At 06:15 ET (11:15 GMT), the Dollar Index, which tracks the greenback against a basket of six other currencies, traded 0.5% lower, but has gained almost 4% over the course of the last year.
Better incoming US data (nonfarm payrolls and purchasing managers’ index)—and with it, US yields moving higher—have provided broad dollar support, analysts at UBS said, in a note.
Economic news elsewhere has been rather mixed, with growth prospects for Europe staying highly subdued. Accelerating growth in China suggests that there is growth outside the US. But with US tariff risks looming large, stronger activity in China is unlikely to shift investor sentiment and stall the USD rally, in our view.
In the near term, there seem to be limited headwinds holding the USD back, the Swiss bank added.
“US exceptionalism has appeared to reassert itself, with US economic data likely to stay strong in the near term and risks to US inflation moving higher again. The latest growth and inflation dynamics have lifted US growth and inflation expectations, which could allow the Fed to stay on hold in 2025.”
At least in the short run markets are likely to think this way, while other key central banks are likely to cut rates further.
The potential for monetary policy divergence is a powerful driver, which leads to trending FX markets and the potential for overshooting exchange rates.

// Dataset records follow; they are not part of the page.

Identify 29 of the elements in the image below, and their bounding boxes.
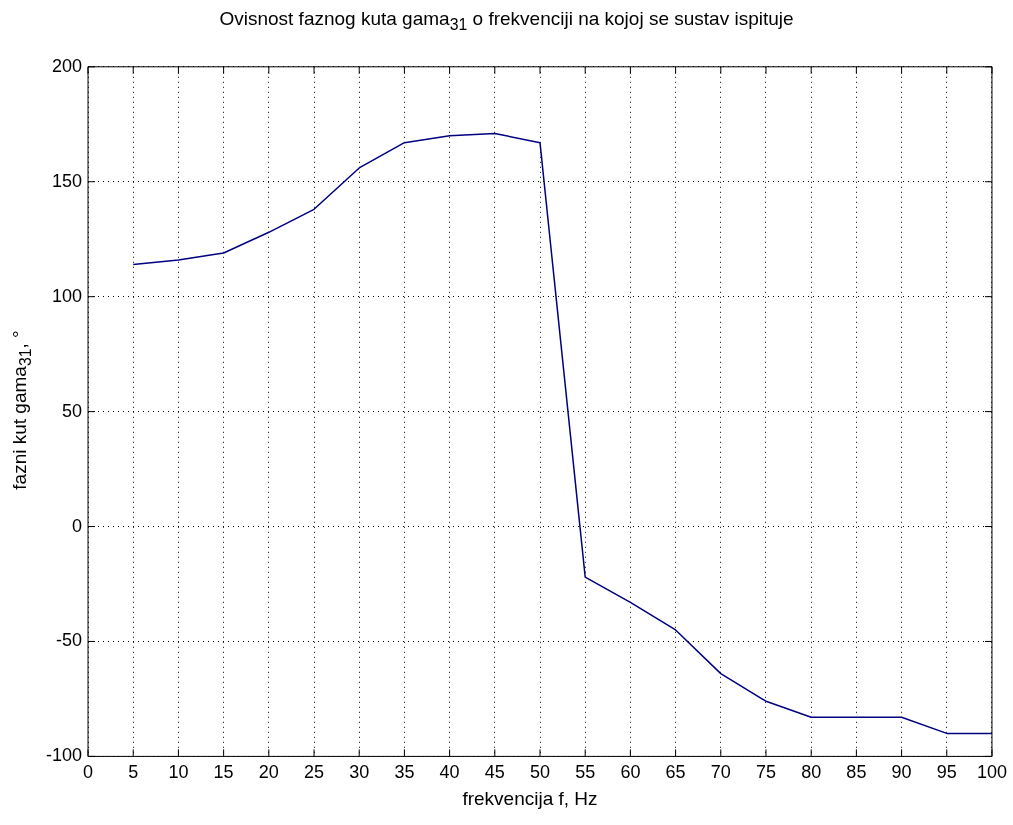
x-tick-label: 50 [529,762,551,783]
x-tick-label: 55 [575,762,596,783]
x-tick-label: 30 [349,762,370,783]
x-tick-label: 40 [439,762,460,783]
y-tick-label: 50 [62,400,83,421]
x-tick-label: 75 [755,762,777,783]
x-tick-label: 95 [936,762,957,783]
x-tick-label: 85 [846,762,867,783]
y-tick-label: -50 [56,630,83,651]
x-tick-label: 100 [976,762,1008,783]
x-tick-label: 15 [213,762,234,783]
x-tick-label: 60 [620,762,641,783]
y-tick-label: 200 [51,55,83,76]
x-tick-label: 90 [891,762,912,783]
x-tick-label: 5 [128,762,139,783]
y-tick-label: -100 [46,745,83,766]
x-tick-label: 20 [258,762,279,783]
x-tick-label: 10 [168,762,189,783]
y-tick-label: 150 [51,170,83,191]
x-axis-title: frekvencija f, Hz [461,788,599,810]
x-tick-label: 80 [801,762,822,783]
y-tick-label: 0 [72,515,83,536]
x-tick-label: 25 [304,762,325,783]
chart-title: Ovisnost faznog kuta gama$_{31}$ o frekvenciji na kojoj se sustav ispituje [218,8,795,34]
x-tick-label: 70 [710,762,731,783]
x-tick-label: 65 [665,762,686,783]
x-tick-label: 45 [484,762,505,783]
x-tick-label: 35 [394,762,415,783]
y-tick-label: 100 [51,285,83,306]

US tariffs are also looming large, weighing on sentiment. The concern on tariffs is that they will have inflationary consequences. Given inflation scarring is still fresh on investors’ minds, it is dominating market narratives.
“That said, we think that a policy rate of 4-4.5% in the US remains restrictive and is a headwind to economic growth and inflation. This is unlikely to change absent hard evidence that productivity is rising in the US, which may happen given developments in AI and associated investment,” the Swiss bank added.
It appears that the market-unfriendly parts of the new Trump agenda (e.g., tariffs, trade tensions, immigration) are easier to implement and more likely to happen before the market-friendly parts (e.g., tax cuts, deregulation).
“We think a negative impact on US growth is not priced at all in the forex market, which cannot be said for the rest of the world, particularly Europe,” UBS said.
“Hence, we still think that 2025 could be a story of two halves—strength in 1H, and partial or full reversal in 2H. The fact that the USD is trading at multi-decade highs in strongly overvalued territory and that investor positioning (like speculative accounts in the futures market) is elevated underpin this narrative.”